The purpose of seismic inversion is to transform seismic reflection data into rock and fluid properties.  This is done by trying to convert reflectivity data (interface properties) to layer properties.  If elastic parameters are desired, then the reflectivity from AVO must be performed.  The most basic inversion calculates acoustic impedance (density X velocity) of layers from which predictions about lithology and porosity can be made.  The more advanced inversion methods attempt to discriminate specifically between lithology, porosity, and fluid effects.  Inversions can be grouped into categories: pre-stack vs. post-stack, deterministic vs. geostatistical, or relative vs. absolute.  Necessary for most inversions is the estimation of the wavelet and a calculation of the low frequency trend obtained from well control and velocity information.  Without an accurate calibration of these parameters, the inversion is non-unique.  Inversion requires a stringent set of data conditions from the well logs and seismic.  The accuracy of inversion results are directly related to significant good quality well control, usually requiring numerous wells in the same stratigraphic interval for reasonable results. 


SOM Seismic Multi-Attribute Analysis   

Self-Organizing Maps (SOM) is a non-linear mathematical approach that classifies data into patterns or clusters.  It is an artificial neural network that employs unsupervised learning.  SOM requires no previous information for training, but evaluates the natural patterns and clusters present in the data.  A seismic multi-attribute approach involves selecting several attributes that potentially reveal aspects of geology and evaluate how these data form natural organizational patterns with SOM.  The results from a SOM analysis are revealed by a 2D color map that identify the patterns present in the multi-attribute data set.  The data for SOM are any type of seismic attribute which is any measurable property of the seismic.  Any type of inversion is an attribute type that can be included in a SOM analysis.  A SOM analysis will reveal geologic features in the data, which is dictated by the type of seismic attributes employed. The SOM classification patterns can relate to defining stratigraphy, seismic facies, direct hydrocarbon indicators, thin beds, aspects of shale plays, such as fault/fracture trends and sweet spots, etc.  The primary considerations for SOM are the sample rate, seismic attributes employed, and seismic data quality.  SOM addresses the issues of evaluating dozens of seismic attribute volumes (Big Data) and understanding how these numerous volumes are inter-related.    

 Seismic inversion attempts to invert the seismic data into rock and fluid properties predicted by converting seismic data from interface properties into layers.  Numerous wells and good quality well information in the appropriate zone is necessary for successful inversion calculations, otherwise solutions are non-unique.  For successful inversions, wavelet effects must be removed and the low frequency trend must be accurate.

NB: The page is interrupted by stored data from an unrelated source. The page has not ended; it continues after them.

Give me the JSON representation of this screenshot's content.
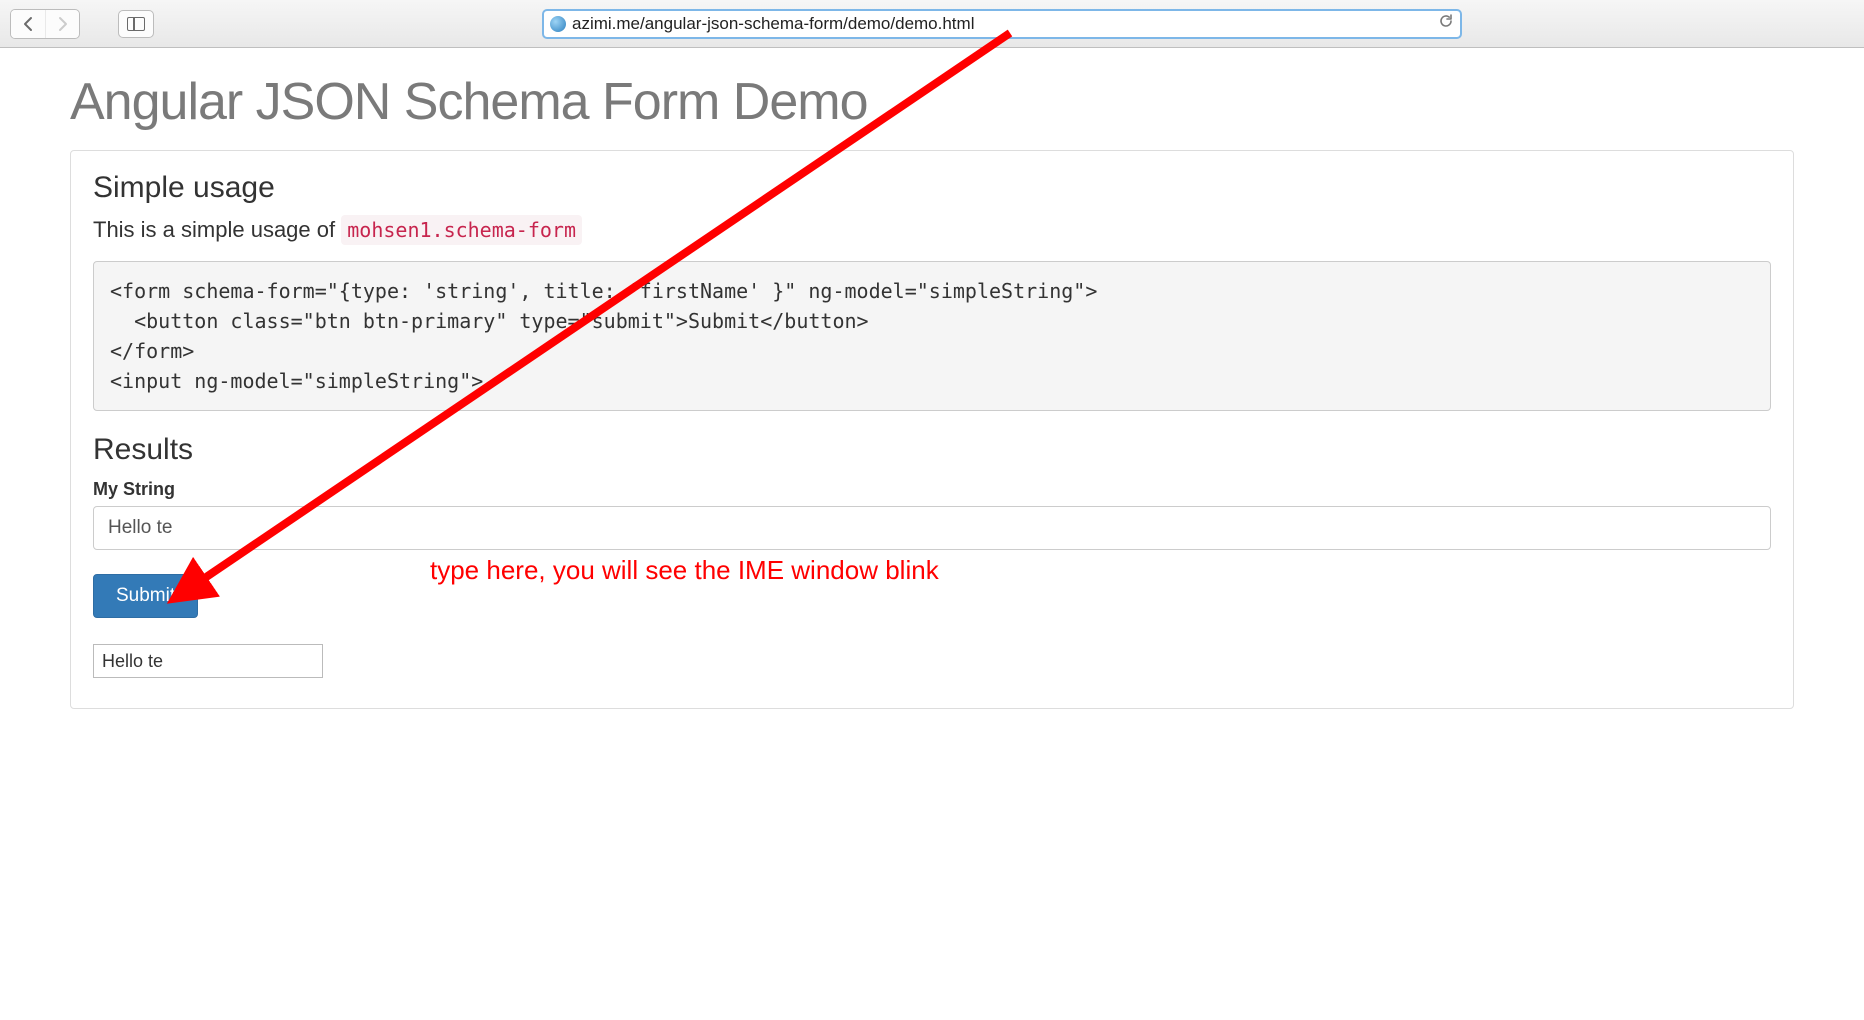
{
  "browser": {
    "url": "azimi.me/angular-json-schema-form/demo/demo.html"
  },
  "page": {
    "title": "Angular JSON Schema Form Demo",
    "section_simple": "Simple usage",
    "lead_prefix": "This is a simple usage of ",
    "lead_code": "mohsen1.schema-form",
    "code_block": "<form schema-form=\"{type: 'string', title: 'firstName' }\" ng-model=\"simpleString\">\n  <button class=\"btn btn-primary\" type=\"submit\">Submit</button>\n</form>\n<input ng-model=\"simpleString\">",
    "results_heading": "Results",
    "field_label": "My String",
    "field_value": "Hello te",
    "submit_label": "Submit",
    "mirror_input_value": "Hello te"
  },
  "annotation": {
    "text": "type here, you will see the IME window blink"
  }
}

SOM identifies the natural organizational patterns in a multi-attribute classification approach.  Geologic features and geobodies exhibit natural patterns or clusters which can be corroborated with well control if present, but not necessary for the SOM analysis.  For successful SOM analysis the appropriate seismic attributes must be selected.

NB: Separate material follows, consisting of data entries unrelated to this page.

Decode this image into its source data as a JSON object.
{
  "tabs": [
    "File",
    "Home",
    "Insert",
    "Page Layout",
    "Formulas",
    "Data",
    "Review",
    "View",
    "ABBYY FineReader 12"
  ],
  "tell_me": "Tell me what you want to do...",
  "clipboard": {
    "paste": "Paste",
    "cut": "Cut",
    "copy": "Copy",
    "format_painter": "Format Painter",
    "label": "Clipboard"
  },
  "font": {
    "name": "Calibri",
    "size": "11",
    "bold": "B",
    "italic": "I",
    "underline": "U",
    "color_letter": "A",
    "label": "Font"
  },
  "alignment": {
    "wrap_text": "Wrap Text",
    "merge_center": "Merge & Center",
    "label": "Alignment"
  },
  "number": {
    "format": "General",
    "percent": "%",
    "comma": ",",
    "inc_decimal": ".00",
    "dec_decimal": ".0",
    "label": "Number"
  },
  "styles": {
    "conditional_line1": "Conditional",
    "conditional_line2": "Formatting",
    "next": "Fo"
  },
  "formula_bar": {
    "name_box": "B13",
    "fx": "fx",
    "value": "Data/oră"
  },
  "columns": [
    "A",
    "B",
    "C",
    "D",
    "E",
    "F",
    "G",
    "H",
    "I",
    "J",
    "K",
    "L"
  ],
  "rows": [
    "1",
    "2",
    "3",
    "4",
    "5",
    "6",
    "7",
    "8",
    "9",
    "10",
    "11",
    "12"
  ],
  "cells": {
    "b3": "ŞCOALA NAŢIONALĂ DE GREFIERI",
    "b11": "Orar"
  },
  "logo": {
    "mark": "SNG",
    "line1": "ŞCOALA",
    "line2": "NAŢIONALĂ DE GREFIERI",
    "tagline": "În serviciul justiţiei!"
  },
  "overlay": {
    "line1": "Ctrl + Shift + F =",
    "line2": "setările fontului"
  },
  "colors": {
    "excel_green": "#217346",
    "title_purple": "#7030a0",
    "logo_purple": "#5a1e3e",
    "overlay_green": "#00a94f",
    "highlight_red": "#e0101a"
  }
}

 Rocky Roden, Senior Geoscience Consultant, Geophysical Insights
Rocky R. Roden has extensive knowledge of modern geoscience technical approaches (past Chairman-The Leading Edge Editorial Board).  As former Chief Geophysicist and Director of Applied Technology for Repsol-YPF, his role comprised advising corporate officers, geoscientists, and managers on interpretation, strategy and technical analysis for exploration and development in offices in the U.S., Argentina, Spain, Egypt, Bolivia, Ecuador, Peru, Brazil, Venezuela, Malaysia, and Indonesia.  He has been involved in the technical and economic evaluation of Gulf of Mexico lease sales, farmouts worldwide, and bid rounds in South America, Europe, and the Far East.  Previous work experience includes exploration and development at Maxus Energy, Pogo Producing, Decca Survey, and Texaco.  He holds a B.S. in Oceanographic Technology-Geology from Lamar University and a M.S. in Geological and Geophysical Oceanography from Texas A&M University.

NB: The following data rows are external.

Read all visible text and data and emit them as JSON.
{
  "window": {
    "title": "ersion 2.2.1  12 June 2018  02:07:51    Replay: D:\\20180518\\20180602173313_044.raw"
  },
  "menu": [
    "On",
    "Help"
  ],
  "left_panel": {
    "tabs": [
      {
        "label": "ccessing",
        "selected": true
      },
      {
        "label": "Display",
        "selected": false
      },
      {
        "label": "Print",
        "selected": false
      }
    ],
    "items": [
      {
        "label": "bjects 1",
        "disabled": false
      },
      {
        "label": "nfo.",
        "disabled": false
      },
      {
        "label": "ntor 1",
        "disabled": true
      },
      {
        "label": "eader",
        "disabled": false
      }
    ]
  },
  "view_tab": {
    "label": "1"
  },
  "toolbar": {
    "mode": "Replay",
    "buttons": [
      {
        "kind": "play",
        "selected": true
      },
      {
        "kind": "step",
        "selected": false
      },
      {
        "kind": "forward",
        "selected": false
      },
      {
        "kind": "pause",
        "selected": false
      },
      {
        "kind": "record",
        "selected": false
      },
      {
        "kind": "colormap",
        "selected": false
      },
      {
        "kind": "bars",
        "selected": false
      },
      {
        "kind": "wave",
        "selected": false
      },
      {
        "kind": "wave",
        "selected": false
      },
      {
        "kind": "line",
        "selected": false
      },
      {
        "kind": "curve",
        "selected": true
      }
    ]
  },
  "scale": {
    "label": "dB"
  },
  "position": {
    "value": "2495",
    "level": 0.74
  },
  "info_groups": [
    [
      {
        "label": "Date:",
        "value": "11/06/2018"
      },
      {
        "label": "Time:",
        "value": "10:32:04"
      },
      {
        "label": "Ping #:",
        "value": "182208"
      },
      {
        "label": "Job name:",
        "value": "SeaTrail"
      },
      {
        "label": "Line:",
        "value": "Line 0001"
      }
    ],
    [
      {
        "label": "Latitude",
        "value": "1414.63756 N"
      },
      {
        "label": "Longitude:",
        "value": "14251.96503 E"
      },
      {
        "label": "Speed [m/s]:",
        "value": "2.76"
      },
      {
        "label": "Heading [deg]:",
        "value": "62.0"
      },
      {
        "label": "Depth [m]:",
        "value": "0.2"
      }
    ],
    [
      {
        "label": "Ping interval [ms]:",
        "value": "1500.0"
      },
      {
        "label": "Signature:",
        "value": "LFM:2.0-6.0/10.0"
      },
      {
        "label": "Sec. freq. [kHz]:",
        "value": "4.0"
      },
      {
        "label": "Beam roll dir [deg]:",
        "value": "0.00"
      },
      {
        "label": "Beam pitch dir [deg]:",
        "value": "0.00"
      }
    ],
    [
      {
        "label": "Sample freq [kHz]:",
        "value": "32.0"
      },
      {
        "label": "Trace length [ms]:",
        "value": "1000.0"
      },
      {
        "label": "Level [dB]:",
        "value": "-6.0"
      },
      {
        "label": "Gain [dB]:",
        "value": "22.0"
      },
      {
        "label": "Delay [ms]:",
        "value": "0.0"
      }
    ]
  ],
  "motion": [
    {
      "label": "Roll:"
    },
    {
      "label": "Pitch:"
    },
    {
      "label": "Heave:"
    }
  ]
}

The Value of Instantaneous Attributes


The Value of Instantaneous Attributes

 Wheeler Diagram - Instantaneous Attribute for Multi-attribute analysis

Our industry may have heard of instantaneous attributes for the first time in 1979 with the publication of Taner et al’s paper on “Complex Trace Analysis”1 in Geophysics.  This author first became aware of them when in 1982 a little blue booklet, published by the same authors in 1981 in association with Seiscom Delta, came to my attention. It seemed that the suggested use for these attributes was for structural analysis. As an early seismic stratigrapher specializing in lateral prediction at Shell’s Bellaire Research Center, I acquired the programs to run as PAL jobs on our mainframe computer. Color plots of instantaneous phase, envelope, and instantaneous frequency with my own proprietary colorbars helped to look at the Atlantic Margin in a whole new way.
Often called instantaneous attributes, their fundamental distinction is of having a value at every 4 or 2ms sample which enhances continuity, makes discontinuities more apparent, and need not include the “cloaking” and distortion of amplitude.
The culmination at Shell of my work came with it very effective and most confidential application, in the late 80s earliest 90s, at Mars field to solve a drilling problem, reclassify a regional structure, and, most importantly to rewrite the book on the architecture and extents of multiple key reservoirs. Earlier work (’86-’89) on key applications in Brazil had literally caused a rewrite of the stratigraphic lexicon there and brought attention to the importance of their application.
I continued to use the technology ever since on all sorts of platforms and ,until 1999, when Clemenceau and Colbert of Amoco published one instantaneous phase section over Ram Powell field, had never seen another stratigraphic application.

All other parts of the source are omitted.